I don’t know how we got on the conversation about crime and then she told me everything from how her grandchild was molested, how she got mugged and then she started talking about she didn’t like the way the way the young men wore their pants riding down on their behinds. When I tell you there wasn’t a subject we didn’t discuss during this time and then all of a sudden she began to talk about her deceased husband and how he cheated on her and came home with “crabs”. He left her for another woman who lived around the corner for them and they hung out in a neighborhood bar. Apparently she went to the bar and started kissing on some man to make her husband jealous and he got mad. She told me that this other guy was a good kisser, but she wasn’t a flirt. And of course I’m laughing as she telling it to me because I’m figuring she must have been quite a hoot as a young woman. She told me that every time she walked past the cemetery she told him “thank you for the check” (she was referring to his social security check that she now collects) and that’s one of the reasons she was at the bus stop with me was because she had just come from shopping.

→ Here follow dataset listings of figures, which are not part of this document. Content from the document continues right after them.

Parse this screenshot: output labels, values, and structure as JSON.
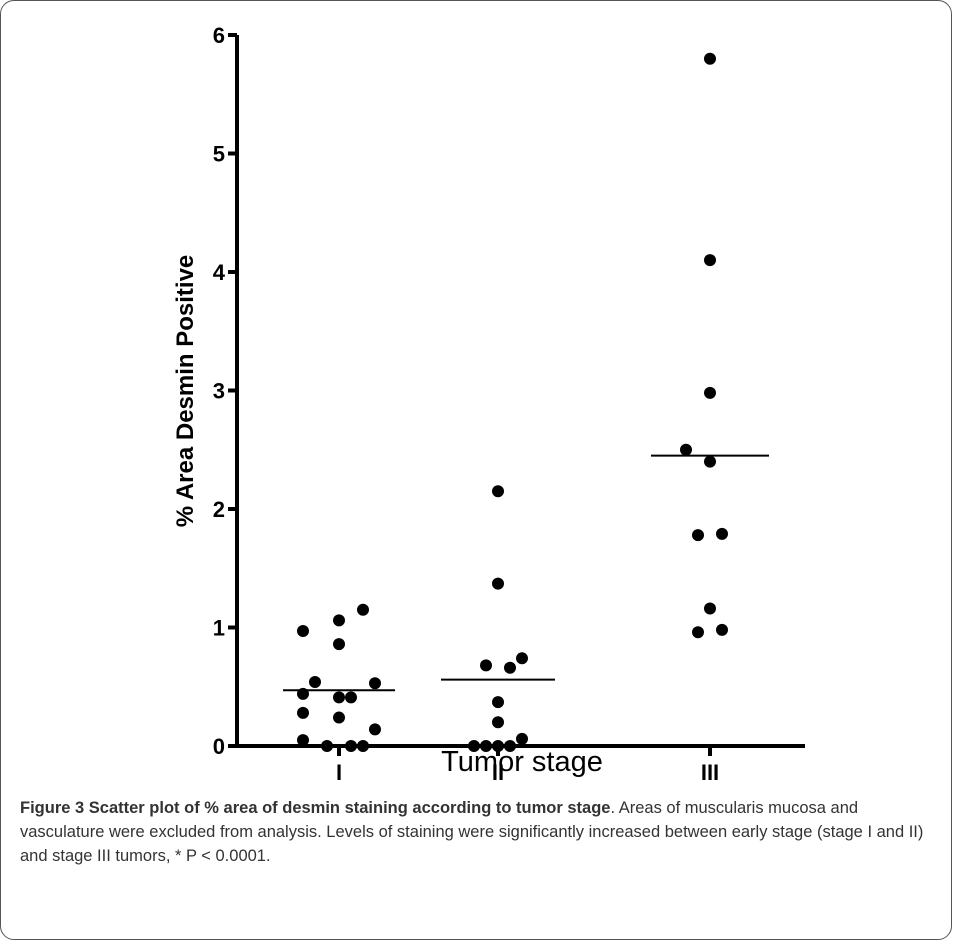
{
  "figure": {
    "caption_label": "Figure 3",
    "caption_title": "Scatter plot of % area of desmin staining according to tumor stage",
    "caption_text": ". Areas of muscularis mucosa and vasculature were excluded from analysis. Levels of staining were significantly increased between early stage (stage I and II) and stage III tumors, * P < 0.0001."
  },
  "chart_data": {
    "type": "scatter",
    "title": "",
    "xlabel": "Tumor stage",
    "ylabel": "% Area Desmin Positive",
    "categories": [
      "I",
      "II",
      "III"
    ],
    "ylim": [
      0,
      6
    ],
    "yticks": [
      "0",
      "1",
      "2",
      "3",
      "4",
      "5",
      "6"
    ],
    "grid": false,
    "legend": "none",
    "point_color": "#000000",
    "series": [
      {
        "category": "I",
        "mean": 0.47,
        "points": [
          {
            "offset": -3,
            "y": 0.97
          },
          {
            "offset": -2,
            "y": 0.54
          },
          {
            "offset": -3,
            "y": 0.44
          },
          {
            "offset": -3,
            "y": 0.28
          },
          {
            "offset": -3,
            "y": 0.05
          },
          {
            "offset": -1,
            "y": 0.0
          },
          {
            "offset": 0,
            "y": 1.06
          },
          {
            "offset": 0,
            "y": 0.86
          },
          {
            "offset": 0,
            "y": 0.41
          },
          {
            "offset": 0,
            "y": 0.24
          },
          {
            "offset": 1,
            "y": 0.0
          },
          {
            "offset": 1,
            "y": 0.41
          },
          {
            "offset": 2,
            "y": 1.15
          },
          {
            "offset": 3,
            "y": 0.53
          },
          {
            "offset": 3,
            "y": 0.14
          },
          {
            "offset": 2,
            "y": 0.0
          }
        ]
      },
      {
        "category": "II",
        "mean": 0.56,
        "points": [
          {
            "offset": 0,
            "y": 2.15
          },
          {
            "offset": 0,
            "y": 1.37
          },
          {
            "offset": -1,
            "y": 0.68
          },
          {
            "offset": 1,
            "y": 0.66
          },
          {
            "offset": 2,
            "y": 0.74
          },
          {
            "offset": 0,
            "y": 0.37
          },
          {
            "offset": 0,
            "y": 0.2
          },
          {
            "offset": 2,
            "y": 0.06
          },
          {
            "offset": -2,
            "y": 0.0
          },
          {
            "offset": -1,
            "y": 0.0
          },
          {
            "offset": 0,
            "y": 0.0
          },
          {
            "offset": 1,
            "y": 0.0
          }
        ]
      },
      {
        "category": "III",
        "mean": 2.45,
        "points": [
          {
            "offset": 0,
            "y": 5.8
          },
          {
            "offset": 0,
            "y": 4.1
          },
          {
            "offset": 0,
            "y": 2.98
          },
          {
            "offset": -2,
            "y": 2.5
          },
          {
            "offset": 0,
            "y": 2.4
          },
          {
            "offset": -1,
            "y": 1.78
          },
          {
            "offset": 1,
            "y": 1.79
          },
          {
            "offset": 0,
            "y": 1.16
          },
          {
            "offset": -1,
            "y": 0.96
          },
          {
            "offset": 1,
            "y": 0.98
          }
        ]
      }
    ]
  }
}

Next she started telling dirty jokes. What kinds of foods does a priest like to eat? Answer: Nun. Why is there a gate around a cemetery? Answer: Because people are dying to get in. There was another one about a man telling her how long his penis was. She asked him if it could touch his butt and he told her yes, so she said, “I told him then go f__k yourself.” I could have died at that moment.
Okay, so I’m appalled and laughing at the same time with this old woman.
Then she gets on the subject about going to church and the hypocrites that are in the church with her. She has a problem with how many times they pass the collection plate, especially since she ran into her priest and two nuns in a casino in Mississippi. I told her they were probably putting her money to good use. That got a laugh out of her.
You might have noticed that we talked about quite a few things. We didn’t have anything better to do since the bus was an hour late. When it finally arrived they got on first and I was one of the last to board. The bus was packed with riders. The standing woman patted her lap and wanted to know if I wanted to sit down on it. “No, I’m cool,” I told her as I walked to the back of the bus where I found an available seat. That kind of ended my conversation with them. Ah, senior citizens. You have to love them.
I had just enough time to turn my MP3 player back on before some woman set next to me and crushed me half to death. Ladies, if you butt if bigger than the average sized bus seat down try to squeeze into it.
As you can tell this blog is about characterization and I had a couple of winners today. I could probably use her in a story and might one of these days. Some of my old teaching came back to me. Listen to the people around you. This afternoon I got an earful.